Hassan Khalil. Suite a une tentative condamnée, le Conseil de sécurité a passé la résolution 1701 sur le Liban après de longues négociations sanglantes. C’était une modification d’un avant-projet franco-américain qui ne manquait pas de haine. En l’appliquant maintenant, on remarque beaucoup de tentatives pour revenir au premier projet de résolution au lieu de la 1701. Après qu’on a refusé le contrôle sur l’aéroport et les ports maritimes dans la 1701, le gouvernement Siniora invite, à titre bilatéral, des États européens à accomplir cette tâche. La demande du gouvernement et l’acceptation des pays concernés sont clairement une attaque contre la 1701 et la souveraineté du pays.

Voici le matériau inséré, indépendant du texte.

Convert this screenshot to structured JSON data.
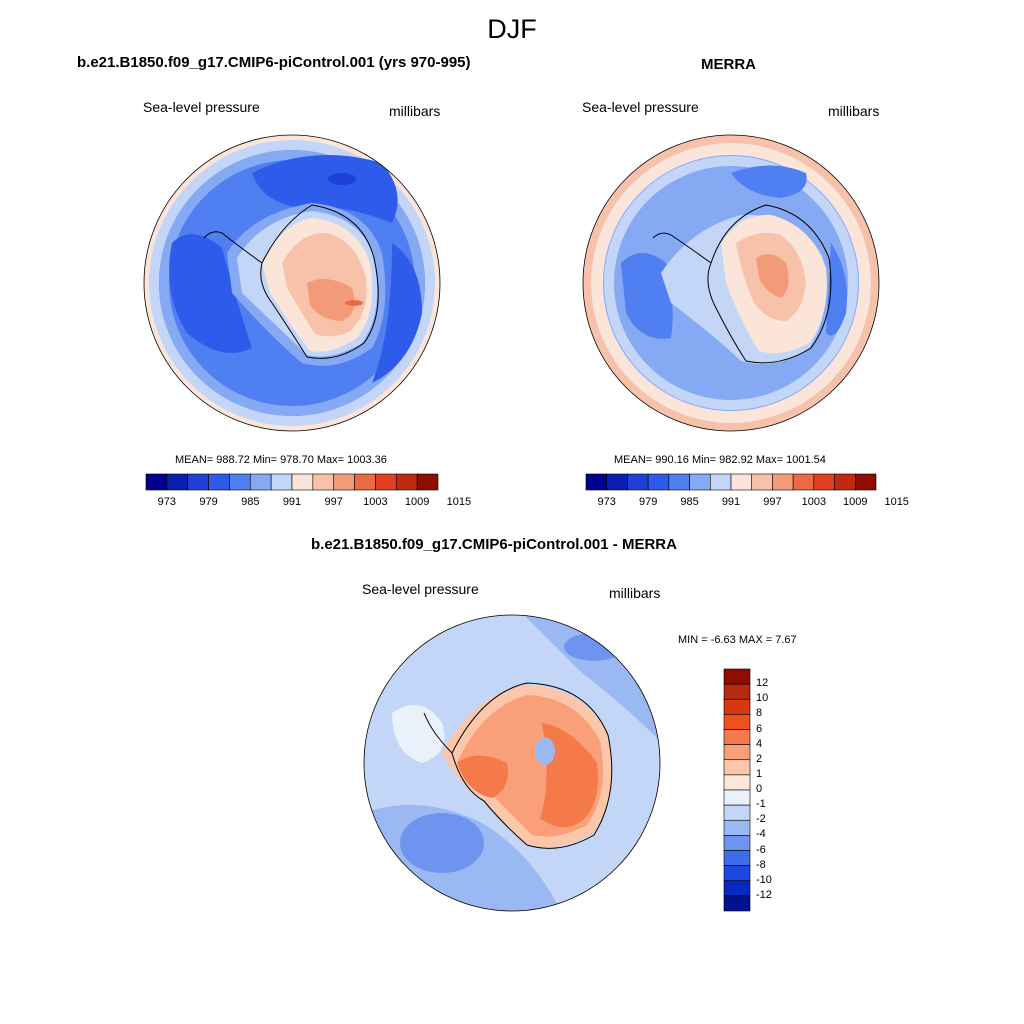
{
  "figure": {
    "season": "DJF"
  },
  "panels": {
    "model": {
      "title": "b.e21.B1850.f09_g17.CMIP6-piControl.001 (yrs 970-995)",
      "left_label": "Sea-level pressure",
      "right_label": "millibars",
      "stats": "MEAN= 988.72  Min= 978.70  Max= 1003.36"
    },
    "obs": {
      "title": "MERRA",
      "left_label": "Sea-level pressure",
      "right_label": "millibars",
      "stats": "MEAN= 990.16  Min= 982.92  Max= 1001.54"
    },
    "diff": {
      "title": "b.e21.B1850.f09_g17.CMIP6-piControl.001 - MERRA",
      "left_label": "Sea-level pressure",
      "right_label": "millibars",
      "stats": "MIN =  -6.63 MAX =   7.67"
    }
  },
  "colorbars": {
    "abs_ticks": [
      "973",
      "979",
      "985",
      "991",
      "997",
      "1003",
      "1009",
      "1015"
    ],
    "abs_colors": [
      "#00008f",
      "#0a1fb0",
      "#1f3fd6",
      "#2e5bea",
      "#4f7ff0",
      "#86a9f4",
      "#c3d6f8",
      "#fbe5d9",
      "#f8c2aa",
      "#f39a78",
      "#ea6a44",
      "#e04020",
      "#c02a10",
      "#8f0d00"
    ],
    "diff_ticks": [
      "12",
      "10",
      "8",
      "6",
      "4",
      "2",
      "1",
      "0",
      "-1",
      "-2",
      "-4",
      "-6",
      "-8",
      "-10",
      "-12"
    ],
    "diff_colors": [
      "#8f0d00",
      "#b52a10",
      "#d8380f",
      "#f04f1f",
      "#f57a4a",
      "#f9a07a",
      "#fbc6aa",
      "#fde7da",
      "#e9f1fb",
      "#c4d6f7",
      "#9ab8f2",
      "#6d94ee",
      "#3f6ce8",
      "#1f47df",
      "#0a28c2",
      "#00128f"
    ]
  },
  "colors": {
    "ocean_deep": "#2e5bea",
    "ocean_mid": "#4f7ff0",
    "ocean_light": "#86a9f4",
    "ocean_pale": "#c3d6f8",
    "land_high": "#ea6a44",
    "land_mid": "#f39a78",
    "land_low": "#f8c2aa",
    "land_pale": "#fbe5d9",
    "coast": "#000000"
  }
}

Cette résolution présente Israël comme la victime, faible et sans espoir, alors que le Liban est présenté comme la grande puissance qui menace le peuple israélien. Rappelez-vous cette injustice qui nourrit la colère contre la communauté internationale. La situation sous la résolution 1701 est instable et notre parti considère cette résolution comme une faillite politique. Elle ne reflète pas l’héroïsme montré par la résistance ni la faillite de l’armée israélienne qui a été obligée de demander un cessez-le-feu. Il serait irresponsable et sans espoir d’essayer de gagner par des politiques « légères », même celles que propose la 1701, ce que les Israéliens et les Américains n’ont pas pu obtenir par la guerre. Notre conseil c’est la prudence et la responsabilité, sinon une deuxième guerre sera inévitable. D’un autre côté nous ne savons pas s’ils prêteront main-forte dans le cas d’un deuxième round, en revanche nous savons que la chancelière allemande n’a pas hésité à dire qu’ils sont là-bas pour protéger Israël et nous savons qu’Israël n’arrête pas de violer l’espace aérien libanais sans que la Finul ne réponde. Tout ce qu’on entend c’est qu’ils condamnent, mais ça reste dans le domaine des paroles, et nous comptons les exemples de violations ; il y en a plusieurs.

Le Piment. Merci pour tes réponses. Une dernière. Huit militants du PCL sont morts au combat l’été dernier. Pour leur rendre hommage, peux-tu nous donner leurs noms :

Hassan Khalil. Ils sont neuf : Awad Jamal el-Dine, Ahmad Najdi, Dr Abed el-Nasser Fayad, Hassan Jamel el-Dine, Mouhamed Najdi, Ali Najdi, Fouad Fouaani, Hassan Krim, Maxim Jamel el-Dine. Que nous saluons, ainsi que tous les martyrs de notre pays.

Propos recueillis par Pierre Vimont, le 7 décembre 2006

Messages

  • Cher Pierre,

    Ton texte semble déranger...
    Raison de plus pour ne pas lacher...
    Fraternellement Antonio

  • FRONT ANTI IMPERIALISTE...

    Le PCL (qui se définit aussi comme "une force antilibérale") qui a décidé de na "pas remuer le passé" ne lésine sur aucune alliance pour forger le front le plus large et le plus efficace contre l’impérialisme (en particulier l’américain) et pour développer sa propre expression dans ce cadre.
    Membre du PCF, je soutiens autant qu’il m’est possible (avec mes moyens) la lutte du PCL, victime lui aussi des attentats terroristes qui l’ont, entre autres, privé de son secrétaire général Georges Haoui.